Through the GOP, the Wealthy Are Waging War on the Old

Richard Eskow

If you’re an older American — or expect to be someday — and you aren’t wealthy, you may have concluded that the Republican Party is at war with you. If so, you’re not wrong. Republicans are pushing proposals that protect and expand the wealth of the wealthy at the expense of the elderly. (The disabled, working people, and the poor are also targets.)

Some progressives are troubled by metaphors of war. But this assault will claim lives, through hunger and inadequate medical care. Not every wealthy person supports it, of course, but those who do have plenty of Republican footsoldiers in Washington.

The motive, to a large extent, is tax avoidance. Taxes in the US are actually low compared with other countries, especially for the wealthy and corporations. But Republicans, including Donald Trump, want to cut them even more — especially for the wealthy and corporations. (Many middle-class Americans would actually pay more under Trump’s plan.) The Republican push for “entitlement” cuts should be seen in that light: as an attempt to further enrich the wealthiest few at the expense of the elderly and disabled.

This war on the elderly has two primary fronts: Medicare and Social Security. As a candidate, Donald Trump distinguished himself from other Republicans by insisting that he didn’t want to cut either one. Once elected, however, Trump nominated rabidly anti-Medicare partisan Tom Price to become Secretary of Health and Human Services. That was widely taken as a sign that Trump intends to join forces with House Speaker Paul Ryan in Ryan’s long-held ambition to abolish Medicare.

About that phrase, “abolish Medicare” — Republicans and their journalistic enablers take exception to that description, so let’s be precise: Republicans want to shut down the insurance program known as Medicare.
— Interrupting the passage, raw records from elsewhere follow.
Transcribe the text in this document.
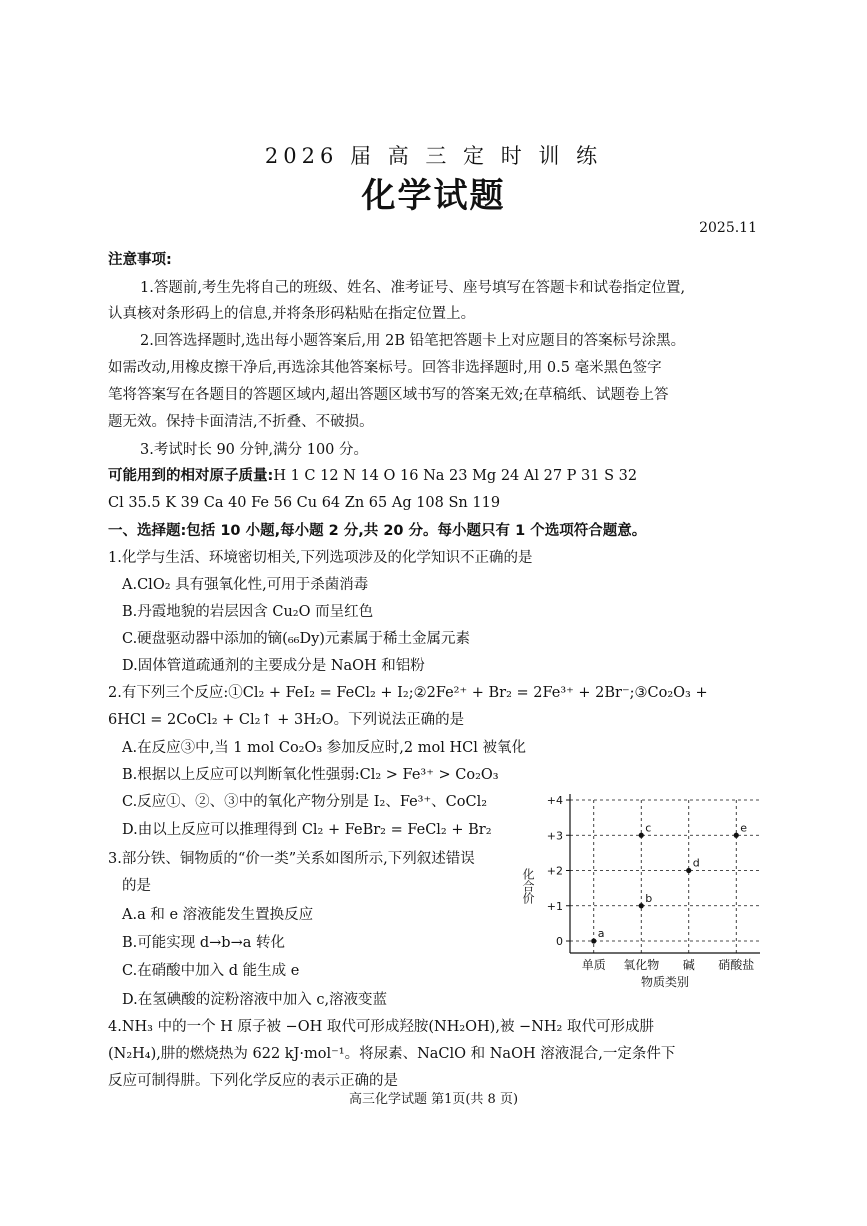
2026 届 高 三 定 时 训 练
化学试题
2025.11
注意事项:
1.答题前,考生先将自己的班级、姓名、准考证号、座号填写在答题卡和试卷指定位置,
认真核对条形码上的信息,并将条形码粘贴在指定位置上。
2.回答选择题时,选出每小题答案后,用 2B 铅笔把答题卡上对应题目的答案标号涂黑。
如需改动,用橡皮擦干净后,再选涂其他答案标号。回答非选择题时,用 0.5 毫米黑色签字
笔将答案写在各题目的答题区域内,超出答题区域书写的答案无效;在草稿纸、试题卷上答
题无效。保持卡面清洁,不折叠、不破损。
3.考试时长 90 分钟,满分 100 分。
可能用到的相对原子质量:H 1 C 12 N 14 O 16 Na 23 Mg 24 Al 27 P 31 S 32
Cl 35.5 K 39 Ca 40 Fe 56 Cu 64 Zn 65 Ag 108 Sn 119
一、选择题:包括 10 小题,每小题 2 分,共 20 分。每小题只有 1 个选项符合题意。
1.化学与生活、环境密切相关,下列选项涉及的化学知识不正确的是
A.ClO₂ 具有强氧化性,可用于杀菌消毒
B.丹霞地貌的岩层因含 Cu₂O 而呈红色
C.硬盘驱动器中添加的镝(₆₆Dy)元素属于稀土金属元素
D.固体管道疏通剂的主要成分是 NaOH 和铝粉
2.有下列三个反应:①Cl₂ + FeI₂ = FeCl₂ + I₂;②2Fe²⁺ + Br₂ = 2Fe³⁺ + 2Br⁻;③Co₂O₃ +
6HCl = 2CoCl₂ + Cl₂↑ + 3H₂O。下列说法正确的是
A.在反应③中,当 1 mol Co₂O₃ 参加反应时,2 mol HCl 被氧化
B.根据以上反应可以判断氧化性强弱:Cl₂ > Fe³⁺ > Co₂O₃
C.反应①、②、③中的氧化产物分别是 I₂、Fe³⁺、CoCl₂
D.由以上反应可以推理得到 Cl₂ + FeBr₂ = FeCl₂ + Br₂
3.部分铁、铜物质的“价一类”关系如图所示,下列叙述错误
的是
A.a 和 e 溶液能发生置换反应
B.可能实现 d→b→a 转化
C.在硝酸中加入 d 能生成 e
D.在氢碘酸的淀粉溶液中加入 c,溶液变蓝
化合价
物质类别
0
+1
+2
+3
+4
单质 氧化物 碱 硝酸盐
a
b
c
d
e
4.NH₃ 中的一个 H 原子被 −OH 取代可形成羟胺(NH₂OH),被 −NH₂ 取代可形成肼
(N₂H₄),肼的燃烧热为 622 kJ·mol⁻¹。将尿素、NaClO 和 NaOH 溶液混合,一定条件下
反应可制得肼。下列化学反应的表示正确的是
高三化学试题 第1页(共 8 页)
Instead, they would issue vouchers for purchasing private health insurance – a program they would call “Medicare.” (That seems a little like addressing your current spouse by your ex’s name, but maybe that’s just me.)

Those vouchers would soon be worth much less than Medicare’s current coverage, because their value would rise much more slowly than actual health care costs (which increased dramatically last year).

Don’t worry, say Republicans. Free-market competition will fix that. Unfortunately, there’s very little competition in a market that is increasingly concentrated in the hands of a few powerful players.

Democrats are relishing the Medicare fight, as well they should. Incoming Senate Minority Leader Chuck Schumer, House Minority Leader Nancy Pelosi, Sen. Bernie Sanders, and other Congressional Democrats held a press conference about it last week. “Hands off Medicare!” is a good rallying cry, and Pelosi seemed to enjoy leading the crowd in chanting it.

Sanders went on the offensive. “Our job is to expand Social Security,” he said, “not cut it. Our job is to improve Medicare, not to cut it.”

He’s right. After decades of growing inequality, these programs – already modest in global terms – do need to be expanded. The American people know that through lived experience. Added Sanders:

“We are not going to allow the billionaire class, or Trump, or anybody else to cut the benefits that the elderly, the disabled, and disabled vets depend on.”

While rhetoric about “the billionaire class” makes a lot of people in Washington uncomfortable, it is both rhetorically effective and factually correct. 16,000 people in this country own as much wealth as 80 percent of the population. 0.1 percent of the population – that’s one person in a thousand – reportedly holds as much of our nation’s wealth as 90 percent.

Inequality hasn’t been this bad since the 1930s. As a result, many Americans are entering retirement with little or no savings. Moreover, retirees have been plunged into greater financial insecurity by the corporate trend away from pension plans – a trend that was also driven by the self-interest of the “billionaire class.”

Sanders also said, “We want to take on the pharmaceutical industry whose greed is hurting millions of Americans.”

Many in that class also hold investments in for-profit health corporations, which is probably why supposedly thrifty Republicans resist any cost-saving reforms that might crimp these companies’ earnings. Some are Big Pharma corporations. Others run hospitals, pharmacies, and even physician offices. These entities have driven up the cost of healthcare, including Medicare and Medicaid, without incurring the ire of the supposedly cost-conscious right.

Nor have Republicans forgotten about Social Security. Last week a senior Republican in Congress, Rep. Sam Johnson, unveiled the most ambitious anti-Social Security program since the GOP’s 2005 privatization attempt. Johnson’s proposal slashes benefits, without asking the wealthy to pay a nickel more in taxes. In fact, it actually gives them a tax cut.

Unless we do something, the problems of the elderly will only get worse. 6.4 million people seeking full-time employment are trapped in part-time work, and will be increasingly vulnerable as they grow old. Our nation’s loss of upward mobility means future generations of Americans will enter old age with even less financial security than their struggling forebears.

“A life of dignity until somebody leaves this earth is deserved and earned,” Rep. Tony Cárdenas said at last week’s press conference. Dignity, health, and security are endangered by this war on the elderly — a war that must be resisted, in Rep. Cárdenas’ words, “in Congress and on the streets of America.”